Wed. Mar 4th, 2026

What a Private ADHD Assessment Actually Costs in the UK Right Now


The bottom line: A reputable private ADHD assessment in the UK currently costs around £800, but the total path to medication stability often reaches £2,500. To avoid wasting money, you must confirm your GP will honour a Shared Care Agreement before booking, as many UK surgeries are now refusing to take over private prescriptions.




If you have tried to get an ADHD referral through your GP recently, you already know the system is broken. We are seeing waiting lists in some parts of the UK that stretch towards 2030. This is essentially the NHS’s way of saying that you are on your own.

This has left thousands of people in a desperate spot. I’ve been looking at the state of the private market for 2026 and it is a bit of a Wild West. Prices are shifting and some clinics are essentially diagnosis mills that your GP will never trust for a Shared Care Agreement.

The real price of going private

Do not be fooled by the headlines you see on social media ads. That is almost never the final bill. In the UK today you have to think about the total cost to stability. This includes the assessment, the titration where you find the right medication, and the administrative paperwork.

For a reputable clinic in 2026, you should expect to pay around £800 for the initial diagnostic interview. If you decide to go for medication, you will then be hit with titration fees which are usually around £150 per session. You also have the actual cost of the pills which can be another £100 a month. By the time you are stable enough to even ask for a Shared Care Agreement, you will likely have spent closer to £2,500.

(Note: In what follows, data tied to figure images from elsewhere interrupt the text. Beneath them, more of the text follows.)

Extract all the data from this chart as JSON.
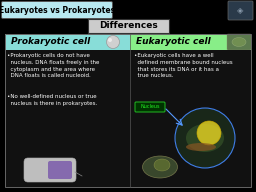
{
  "background_color": "#000000",
  "title_box_text": "Eukaryotes vs Prokaryotes",
  "title_box_bg": "#b8e8f0",
  "title_box_border": "#555555",
  "differences_text": "Differences",
  "differences_bg": "#cccccc",
  "differences_border": "#333333",
  "left_header_text": "Prokaryotic cell",
  "left_header_bg": "#88ddd8",
  "right_header_text": "Eukaryotic cell",
  "right_header_bg": "#88ee88",
  "content_bg": "#111111",
  "left_bullet1": "•Prokaryotic cells do not have\n  nucleus. DNA floats freely in the\n  cytoplasm and the area where\n  DNA floats is called nucleoid.",
  "left_bullet2": "•No well-defined nucleus or true\n  nucleus is there in prokaryotes.",
  "right_bullet1": "•Eukaryotic cells have a well\n  defined membrane bound nucleus\n  that stores its DNA or it has a\n  true nucleus.",
  "right_label": "Nucleus",
  "text_color": "#ffffff",
  "font_size_title": 5.5,
  "font_size_header": 6.5,
  "font_size_bullet": 4.0,
  "font_size_diff": 6.5,
  "font_size_nucleus": 3.5
}
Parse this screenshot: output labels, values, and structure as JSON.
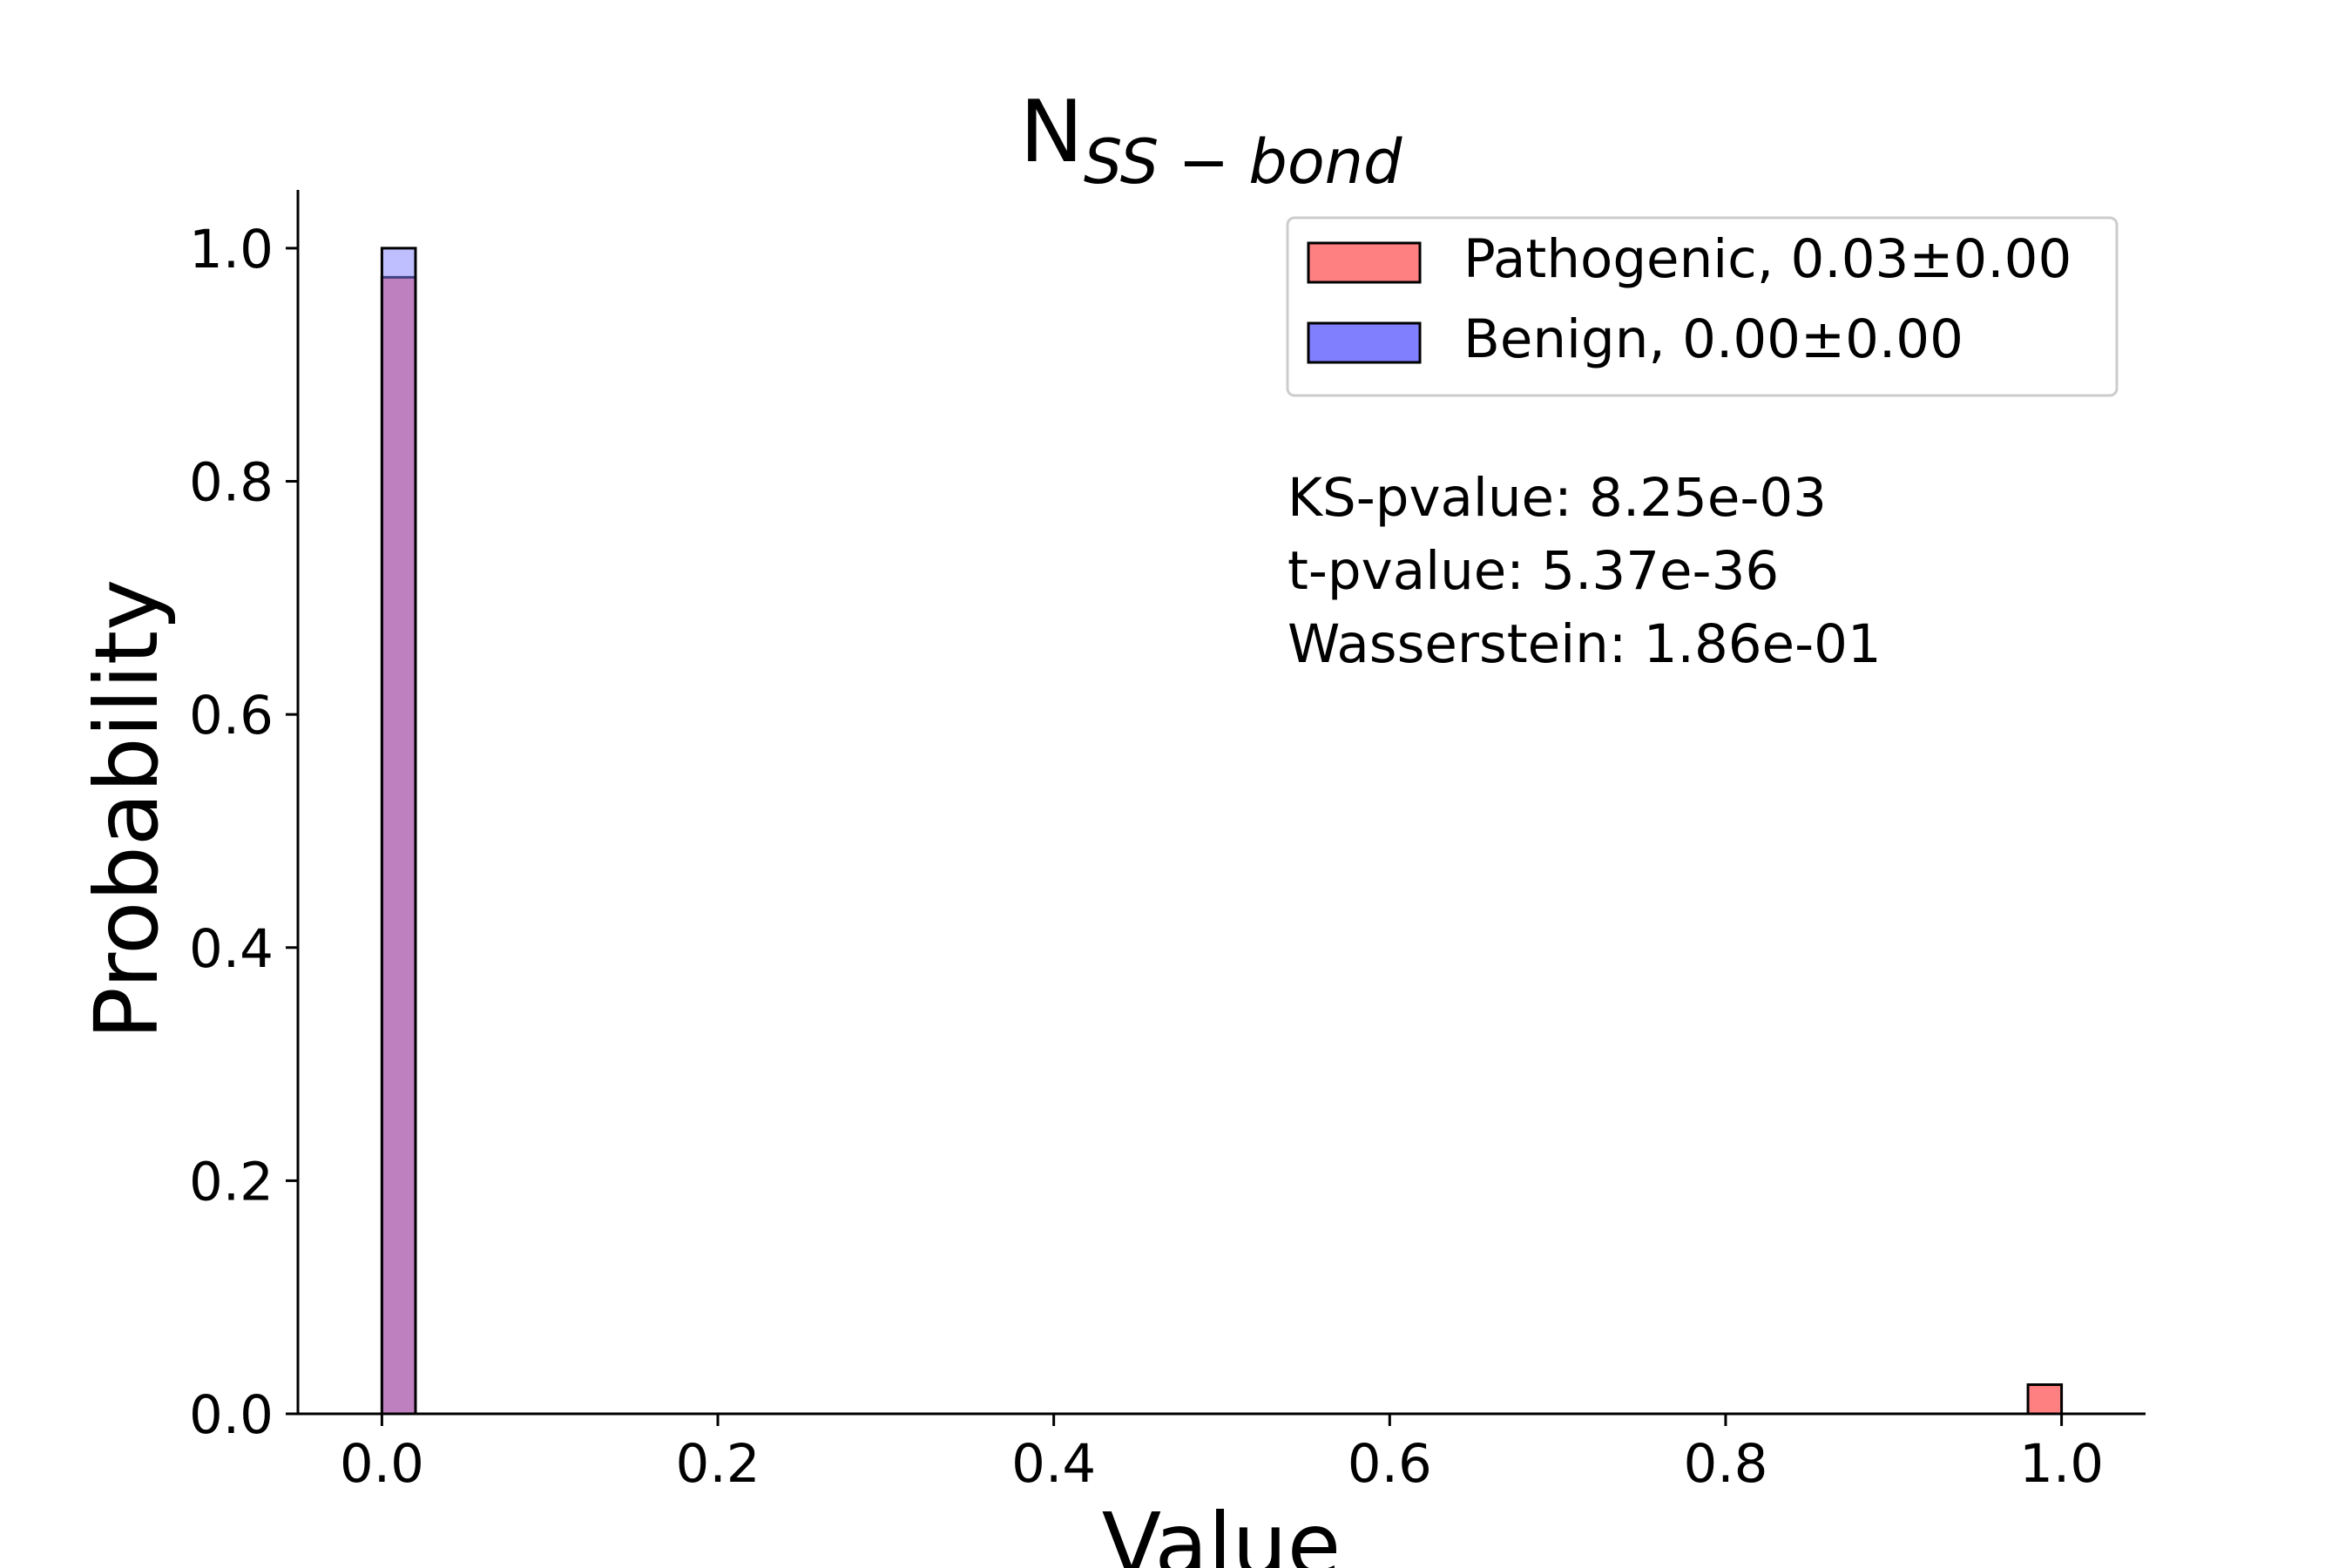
{
  "chart_data": {
    "type": "bar",
    "title": "N",
    "title_subscript": "SS − bond",
    "xlabel": "Value",
    "ylabel": "Probability",
    "xlim": [
      -0.05,
      1.05
    ],
    "ylim": [
      0.0,
      1.05
    ],
    "xticks": [
      0.0,
      0.2,
      0.4,
      0.6,
      0.8,
      1.0
    ],
    "xtick_labels": [
      "0.0",
      "0.2",
      "0.4",
      "0.6",
      "0.8",
      "1.0"
    ],
    "yticks": [
      0.0,
      0.2,
      0.4,
      0.6,
      0.8,
      1.0
    ],
    "ytick_labels": [
      "0.0",
      "0.2",
      "0.4",
      "0.6",
      "0.8",
      "1.0"
    ],
    "bin_width": 0.02,
    "grid": false,
    "legend_position": "top-right",
    "series": [
      {
        "name": "Pathogenic, 0.03±0.00",
        "color": "#ff8080",
        "bins": [
          {
            "x0": 0.0,
            "x1": 0.02,
            "value": 0.975
          },
          {
            "x0": 0.98,
            "x1": 1.0,
            "value": 0.025
          }
        ]
      },
      {
        "name": "Benign, 0.00±0.00",
        "color": "#8080ff",
        "bins": [
          {
            "x0": 0.0,
            "x1": 0.02,
            "value": 1.0
          }
        ]
      }
    ],
    "overlap_color": "#7b3dbf",
    "annotations": [
      "KS-pvalue: 8.25e-03",
      "t-pvalue: 5.37e-36",
      "Wasserstein: 1.86e-01"
    ]
  }
}
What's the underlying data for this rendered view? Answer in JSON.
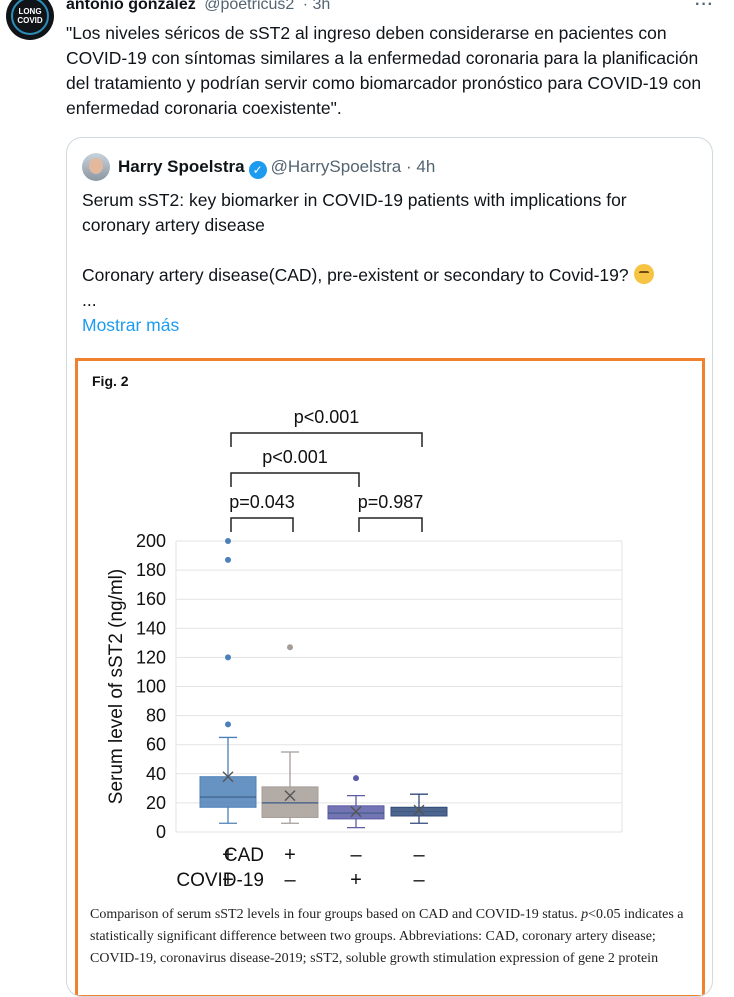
{
  "tweet": {
    "author_name": "antonio gonzalez",
    "handle": "@poetricus2",
    "time": "· 3h",
    "avatar_text": [
      "LONG",
      "COVID"
    ],
    "more_icon": "more-icon",
    "text": "\"Los niveles séricos de sST2 al ingreso deben considerarse en pacientes con COVID-19 con síntomas similares a la enfermedad coronaria para la planificación del tratamiento y podrían servir como biomarcador pronóstico para COVID-19 con enfermedad coronaria coexistente\"."
  },
  "quote": {
    "author_name": "Harry Spoelstra",
    "handle": "@HarrySpoelstra",
    "time": "· 4h",
    "verified": true,
    "paragraph1": "Serum sST2: key biomarker in COVID-19 patients with implications for coronary artery disease",
    "paragraph2": "Coronary artery disease(CAD), pre-existent or secondary to Covid-19?",
    "emoji": "thinking-face",
    "ellipsis": "...",
    "show_more": "Mostrar más"
  },
  "figure": {
    "label": "Fig. 2",
    "caption_before": "Comparison of serum sST2 levels in four groups based on CAD and COVID-19 status. ",
    "caption_italic": "p",
    "caption_after": "<0.05 indicates a statistically significant difference between two groups. Abbreviations: CAD, coronary artery disease; COVID-19, coronavirus disease-2019; sST2, soluble growth stimulation expression of gene 2 protein"
  },
  "colors": {
    "border": "#f0822e",
    "link": "#1d9bf0"
  },
  "chart_data": {
    "type": "box",
    "ylabel": "Serum level of sST2 (ng/ml)",
    "ylim": [
      0,
      200
    ],
    "yticks": [
      0,
      20,
      40,
      60,
      80,
      100,
      120,
      140,
      160,
      180,
      200
    ],
    "grid": true,
    "row_labels": [
      "CAD",
      "COVID-19"
    ],
    "groups": [
      {
        "cad": "+",
        "covid": "+",
        "color": "#4c80b8",
        "whisker_low": 6,
        "q1": 17,
        "median": 24,
        "q3": 38,
        "whisker_high": 65,
        "mean": 38,
        "outliers": [
          74,
          120,
          187,
          200
        ]
      },
      {
        "cad": "+",
        "covid": "–",
        "color": "#a59c97",
        "whisker_low": 6,
        "q1": 10,
        "median": 20,
        "q3": 31,
        "whisker_high": 55,
        "mean": 25,
        "outliers": [
          127
        ]
      },
      {
        "cad": "–",
        "covid": "+",
        "color": "#5b5ca6",
        "whisker_low": 3,
        "q1": 9,
        "median": 13,
        "q3": 18,
        "whisker_high": 25,
        "mean": 14,
        "outliers": [
          37
        ]
      },
      {
        "cad": "–",
        "covid": "–",
        "color": "#2f4a7a",
        "whisker_low": 6,
        "q1": 11,
        "median": 14,
        "q3": 17,
        "whisker_high": 26,
        "mean": 15,
        "outliers": []
      }
    ],
    "comparisons": [
      {
        "from": 0,
        "to": 3,
        "label": "p<0.001"
      },
      {
        "from": 0,
        "to": 2,
        "label": "p<0.001"
      },
      {
        "from": 0,
        "to": 1,
        "label": "p=0.043"
      },
      {
        "from": 2,
        "to": 3,
        "label": "p=0.987"
      }
    ]
  }
}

Who can you actually trust

If you want your diagnosis to hold any weight with the NHS later, you need a consultant psychiatrist rather than a specialist nurse. While nurses are highly capable, many GPs in Scotland and Northern Ireland are now using a non-doctor diagnosis as a reason to reject Shared Care and save their local budget.

Berkeley Psychiatrists is currently one of the most straightforward options if you want a virtual service that does not feel like a factory. If you have a larger budget and want a report that is basically bulletproof, The ADHD Centre remains the gold standard. Their consultants are top tier and GPs generally respect their paperwork more than the newer or cheaper startups.

The Right to Choose postcode lottery

If you are in England, you have a legal right to ask your GP to refer you to a private clinic and have the NHS foot the bill. This is called Right to Choose. You can pick providers like Psychiatry UK or ADHD 360 and the funding follows the patient.

But if you are in Scotland, Wales, or Northern Ireland, this right does not exist. You are generally stuck between the local NHS waiting list or paying the full private fee yourself. In Wales, you can sometimes apply for an Individual Funding Request, but these are rarely granted for ADHD unless your case is extremely complex.

The Shared Care trap

This is the most important part that most people miss. Even with a perfect private diagnosis, your GP can legally say no to taking over your prescriptions.

In 2026, we are seeing a massive postcode lottery where surgeries in places like Essex, East London, and parts of Glasgow are flatly refusing new Shared Care Agreements for ADHD to cut costs. Before you spend a single pound of your own money, go and talk to your GP. Ask them point blank if they will honour a Shared Care Agreement from a registered private clinic. If they say no, you need to know that now before you are stuck paying for private prescriptions forever.




Dennis Relojo-Howell is the managing director of Psychreg.